Dog manure crawls with parasites and bacteria and, rather than being fertilizer, is quite toxic — which is why authorities around the globe are so keen on dog owners scooping Scooby’s doo.

Some places get creative. Taiwanese authorities swapped lottery tickets for bags of dog dung. The mayor of Liverpool, England, proposed a one-year tax break to people who told on neighbours guilty of “dog fouling.” Another Lancashire council used surveillance vans and wardens with night-vision goggles.

Some European jurisdictions have begun demanding doggie DNA samples when you buy Lassie’s licence, the idea being to build a database against which mystery missiles can be matched. (The first British council to do so was, of course, in Barking.)
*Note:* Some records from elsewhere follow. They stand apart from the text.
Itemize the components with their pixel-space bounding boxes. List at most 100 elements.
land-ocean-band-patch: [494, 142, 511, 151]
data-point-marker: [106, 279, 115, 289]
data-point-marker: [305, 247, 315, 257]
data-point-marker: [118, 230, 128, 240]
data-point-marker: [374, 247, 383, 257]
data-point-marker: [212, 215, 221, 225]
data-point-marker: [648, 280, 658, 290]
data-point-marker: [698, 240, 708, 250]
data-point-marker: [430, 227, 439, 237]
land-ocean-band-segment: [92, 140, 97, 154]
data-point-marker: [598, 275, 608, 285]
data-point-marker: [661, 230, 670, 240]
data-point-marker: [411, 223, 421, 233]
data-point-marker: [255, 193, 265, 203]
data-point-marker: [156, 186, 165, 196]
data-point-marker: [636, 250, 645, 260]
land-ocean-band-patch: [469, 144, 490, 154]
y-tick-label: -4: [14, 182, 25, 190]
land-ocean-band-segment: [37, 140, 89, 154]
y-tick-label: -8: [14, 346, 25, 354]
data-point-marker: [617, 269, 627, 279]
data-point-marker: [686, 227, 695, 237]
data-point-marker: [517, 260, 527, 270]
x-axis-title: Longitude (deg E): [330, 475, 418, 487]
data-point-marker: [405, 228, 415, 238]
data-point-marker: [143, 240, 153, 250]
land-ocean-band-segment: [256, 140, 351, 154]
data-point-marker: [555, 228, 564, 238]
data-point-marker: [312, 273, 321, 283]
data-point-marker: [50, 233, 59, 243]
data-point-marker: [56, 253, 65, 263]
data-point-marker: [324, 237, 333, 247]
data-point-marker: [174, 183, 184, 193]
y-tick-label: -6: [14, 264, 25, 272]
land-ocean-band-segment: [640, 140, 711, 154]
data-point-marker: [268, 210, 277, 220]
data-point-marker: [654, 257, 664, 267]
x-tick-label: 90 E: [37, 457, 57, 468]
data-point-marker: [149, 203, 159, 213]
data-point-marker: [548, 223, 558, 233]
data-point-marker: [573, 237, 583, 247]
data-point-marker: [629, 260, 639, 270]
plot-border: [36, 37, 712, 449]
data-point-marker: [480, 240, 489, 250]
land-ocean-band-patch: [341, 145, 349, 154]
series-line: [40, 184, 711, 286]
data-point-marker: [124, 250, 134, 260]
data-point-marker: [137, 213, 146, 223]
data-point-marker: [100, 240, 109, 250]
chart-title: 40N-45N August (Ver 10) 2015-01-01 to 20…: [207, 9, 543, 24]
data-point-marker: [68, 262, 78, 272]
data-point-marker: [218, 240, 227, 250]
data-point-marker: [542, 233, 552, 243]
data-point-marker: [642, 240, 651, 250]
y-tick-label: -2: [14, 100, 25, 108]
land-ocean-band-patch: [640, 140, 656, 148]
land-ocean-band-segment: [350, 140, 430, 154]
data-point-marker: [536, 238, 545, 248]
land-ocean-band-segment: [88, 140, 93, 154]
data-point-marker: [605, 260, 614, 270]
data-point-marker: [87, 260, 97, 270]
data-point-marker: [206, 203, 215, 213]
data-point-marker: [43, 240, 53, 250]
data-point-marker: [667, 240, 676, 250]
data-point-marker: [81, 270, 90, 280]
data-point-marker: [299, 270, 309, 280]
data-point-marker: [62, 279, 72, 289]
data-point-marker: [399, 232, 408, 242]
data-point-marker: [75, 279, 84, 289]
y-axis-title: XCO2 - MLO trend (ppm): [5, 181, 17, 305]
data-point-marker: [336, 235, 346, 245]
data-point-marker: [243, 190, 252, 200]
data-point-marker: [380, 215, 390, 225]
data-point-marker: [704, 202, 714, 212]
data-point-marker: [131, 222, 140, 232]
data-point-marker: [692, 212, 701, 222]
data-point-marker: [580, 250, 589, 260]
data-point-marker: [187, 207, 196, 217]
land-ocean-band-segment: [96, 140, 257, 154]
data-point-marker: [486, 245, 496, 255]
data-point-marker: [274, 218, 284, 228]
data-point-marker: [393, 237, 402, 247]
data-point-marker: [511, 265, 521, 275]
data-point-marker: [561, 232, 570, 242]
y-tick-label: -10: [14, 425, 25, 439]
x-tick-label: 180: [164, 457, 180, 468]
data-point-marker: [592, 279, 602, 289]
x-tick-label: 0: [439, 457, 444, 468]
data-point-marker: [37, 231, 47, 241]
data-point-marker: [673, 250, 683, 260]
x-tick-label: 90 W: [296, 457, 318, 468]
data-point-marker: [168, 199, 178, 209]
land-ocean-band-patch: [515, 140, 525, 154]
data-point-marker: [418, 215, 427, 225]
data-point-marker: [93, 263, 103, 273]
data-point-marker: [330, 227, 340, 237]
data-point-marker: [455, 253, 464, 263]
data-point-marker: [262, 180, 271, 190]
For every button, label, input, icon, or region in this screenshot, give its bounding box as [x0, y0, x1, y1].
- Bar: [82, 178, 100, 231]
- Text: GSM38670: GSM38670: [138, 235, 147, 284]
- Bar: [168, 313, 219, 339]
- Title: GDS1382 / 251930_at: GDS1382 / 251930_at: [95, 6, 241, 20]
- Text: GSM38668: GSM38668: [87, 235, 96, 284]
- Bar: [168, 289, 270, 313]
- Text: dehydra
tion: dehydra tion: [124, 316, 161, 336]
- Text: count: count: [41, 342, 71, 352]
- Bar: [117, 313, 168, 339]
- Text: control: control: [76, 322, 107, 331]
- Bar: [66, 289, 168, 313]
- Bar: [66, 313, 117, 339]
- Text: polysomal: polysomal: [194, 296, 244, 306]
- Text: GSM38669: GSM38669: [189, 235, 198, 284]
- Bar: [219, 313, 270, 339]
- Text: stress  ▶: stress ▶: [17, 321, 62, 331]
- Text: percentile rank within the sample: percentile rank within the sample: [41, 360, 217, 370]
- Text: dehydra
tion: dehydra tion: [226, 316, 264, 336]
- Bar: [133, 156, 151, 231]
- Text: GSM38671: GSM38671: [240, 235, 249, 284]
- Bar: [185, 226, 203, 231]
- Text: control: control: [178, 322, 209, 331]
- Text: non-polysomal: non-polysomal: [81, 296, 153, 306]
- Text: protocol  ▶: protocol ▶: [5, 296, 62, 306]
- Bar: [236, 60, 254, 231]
In 2020, Palma de Mallorca announced it would become the latest Spanish municipality to take the DNA route, hitting the guilty parties with a €50 pickup fee and fines of up to €300. Another Spanish town has a more pungent penalty: It boxes up the waste and mails it to the dog owner.

On this side of the Atlantic, it tends to be apartment owners and strata councils that resort to DNA testing. Toronto’s Garry Bradamore, president of PooPrints Canada, says his company has several such customers in B.C., though none on Vancouver Island so far.

PooPrints offers a $60 front-end kit in which DNA is taken from a cheek swab for the Rover registry, and a $90 back-end kit in which bits of lawn bomb are sent for testing, the results coming back in two weeks.

That’s pretty extreme. Fediuk hopes her map will be enough to persuade owners to do the right thing on their own. “I just hope people become more mindful and thoughtful about what they’re doing.”